Fuel efficiency should be on carmakers to help economy, environment: Study

US saved $5 trillion in fuel costs, prevented 14 billion tonnes of carbon from releasing into the atmosphere, as onus was on manufacturers to improve fuel economy, the study points out

 
By DTE Staff
Published: Friday 04 September 2020
Transportation is the greatest source for greenhouse gas emissions in the US, with consumers keeping their cars for approximately 10 years. Photo: Pixabay
Transportation is the greatest source for greenhouse gas emissions in the US, with consumers keeping their cars for approximately 10 years. Photo: Pixabay Transportation is the greatest source for greenhouse gas emissions in the US, with consumers keeping their cars for approximately 10 years. Photo: Pixabay

Regulators should ensure that the onus to improve fuel economy should be on automobile manufacturers — rather than on car buyers —  as this had helped gain mammoth savings for the economy and the environment, showed a recent study.

Corporate Average Fuel Efficiency / Economy (CAFE) norms enacted in 1975 in the United States were assessed by the study, published in journal Energy Policy August 23, 2020. Regulatory standards cut greenhouse gas emissions, saved consumers money and reduced reliance on foreign oil producers, according to the study.

CAFE norms saved $5 trillion in fuel costs and prevented 14 billion tonnes of carbon from being released into the atmosphere. This was equal to the US eliminating emissions from all sectors for nearly three years.

They also helped, in part, to curb yearly growth of gasoline consumption in the country to 0.2 per cent since 1975, the study pointed out. The norms reduced oil imports and saved two trillion gallons of gasoline — enough to fuel all light-duty vehicles in the US for 15 years — as well.

Such regulations were, thus, more effective at improving fuel economy because they did not rely on consumers to make long-term fuel-efficient choices and, instead, aimed at cost benefits at the pump, according to the study.
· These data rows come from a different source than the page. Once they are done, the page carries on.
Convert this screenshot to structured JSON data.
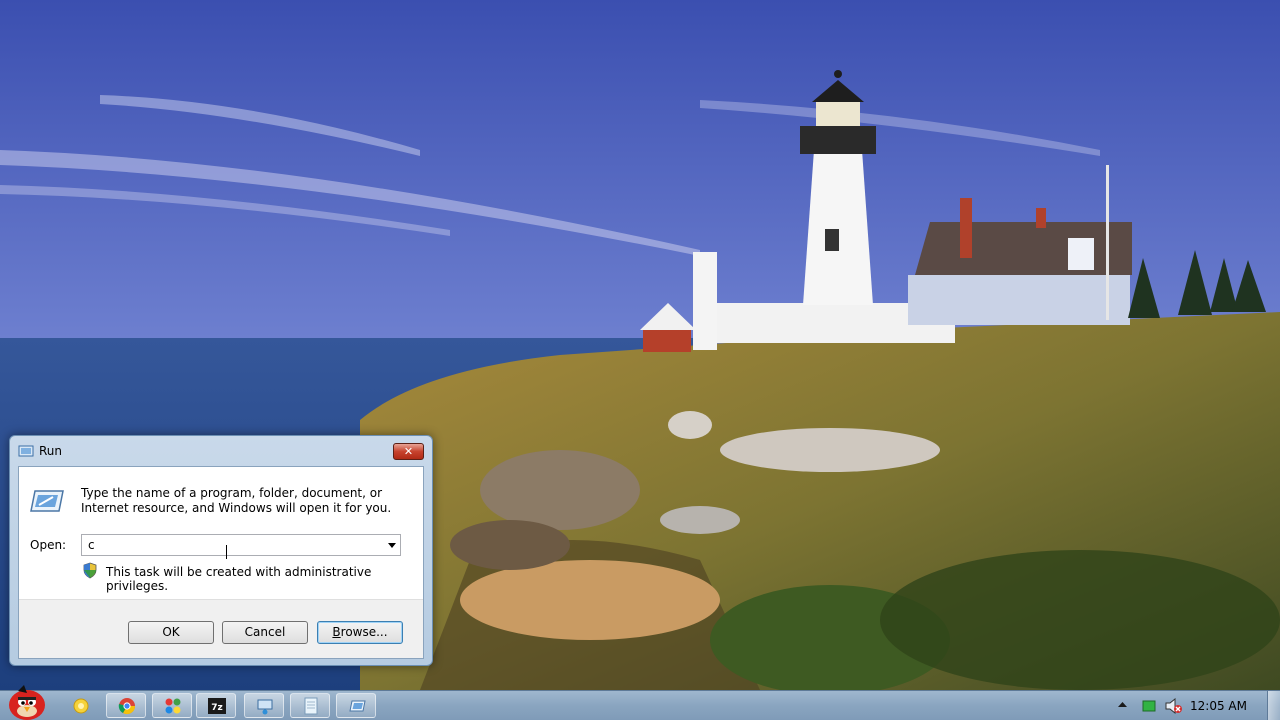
{
  "dialog": {
    "title": "Run",
    "close_label": "✕",
    "description": "Type the name of a program, folder, document, or Internet resource, and Windows will open it for you.",
    "open_label": "Open:",
    "open_value": "c",
    "admin_note": "This task will be created with administrative privileges.",
    "buttons": {
      "ok": "OK",
      "cancel": "Cancel",
      "browse_prefix": "B",
      "browse_rest": "rowse..."
    }
  },
  "taskbar": {
    "icons": [
      "start-orb-icon",
      "folder-icon",
      "chrome-icon",
      "app-grid-icon",
      "7zip-icon",
      "network-drive-icon",
      "notepad-icon",
      "run-window-icon"
    ],
    "tray": {
      "clock": "12:05 AM",
      "icons": [
        "show-hidden-icons-chevron",
        "network-icon",
        "volume-muted-icon"
      ]
    }
  },
  "colors": {
    "sky_top": "#3f57b8",
    "sky_bottom": "#9aa7e0",
    "sea": "#2b4f8f",
    "grass": "#8a7a3a",
    "close_button": "#c7432e",
    "taskbar": "#8aa5c0"
  }
}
The onus, therefore, was on manufacturers to improve fuel economy across product lines using technology that cost a little more, but saved consumers a more significant amount in the long run.
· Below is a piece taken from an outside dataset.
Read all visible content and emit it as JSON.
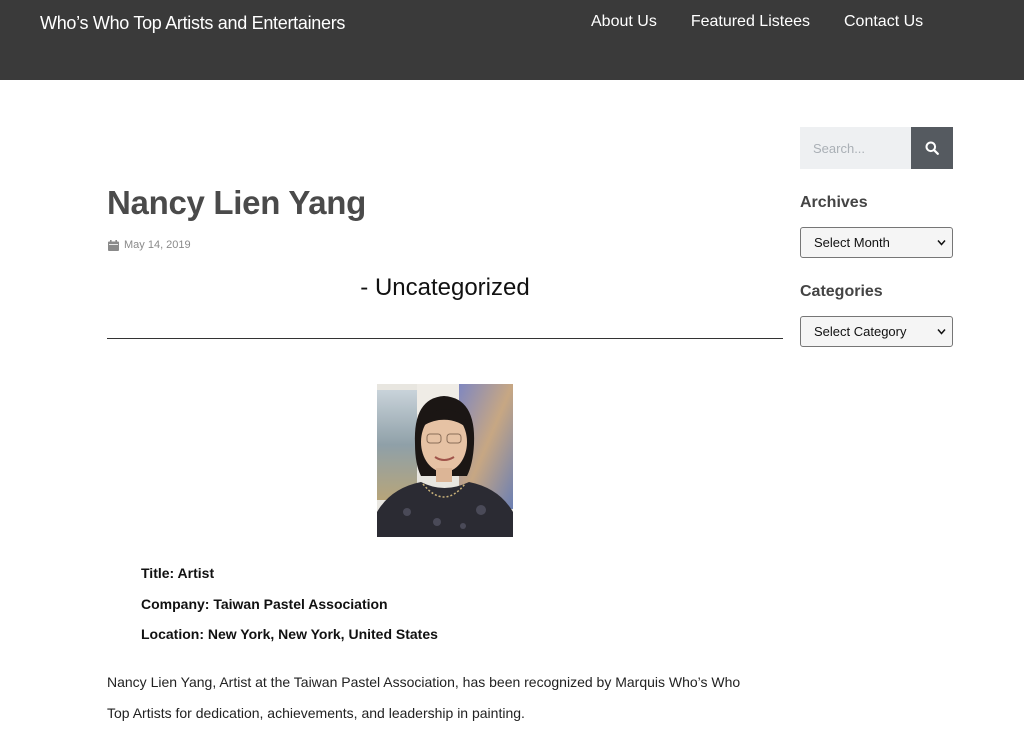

An earlier study conducted by David Greene — assistant professor in mechanical engineering and environmental and ecological engineering at Purdue University and a co-author of this study — found manufacturers spent $4,800 on such upgrades. This, however, resulted in consumers saving $16,000 at the pump.

CAFE standards were enacted to reduce dependency on foreign oil after the oil crisis and set well-defined societal objectives that were cost-effective, fair, durable and adaptive.

They evolved over time, endured political tides and several administrations, said Judi Greenwald, former top US Department of Energy official, non-resident fellow at the Princeton University’s Andlinger Center for Energy and the Environment and also a co-author.

In 2010, two sets of vehicle standards affecting automakers — one for greenhouse gas emissions and one for fuel efficiency — were harmonised for manufacturers to meet one set of standards when designing new vehicles.

Recent rules enacted by President Donald Trump’s administration, however, aimed to loosen fuel efficiency requirements. They dropped annual efficiency increase to one-and-a-half per cent from five per cent through 2026.

This significantly hindered environmental progress because transportation was the greatest source for greenhouse gas emissions in the US and consumers keep their cars for approximately 10 years, the researchers pointed out.

“It is likely that the US is in the middle — not the end — of the story of the adaptive response of the vehicle CAFE and GHG standards,” the researchers were quoted as saying by the study.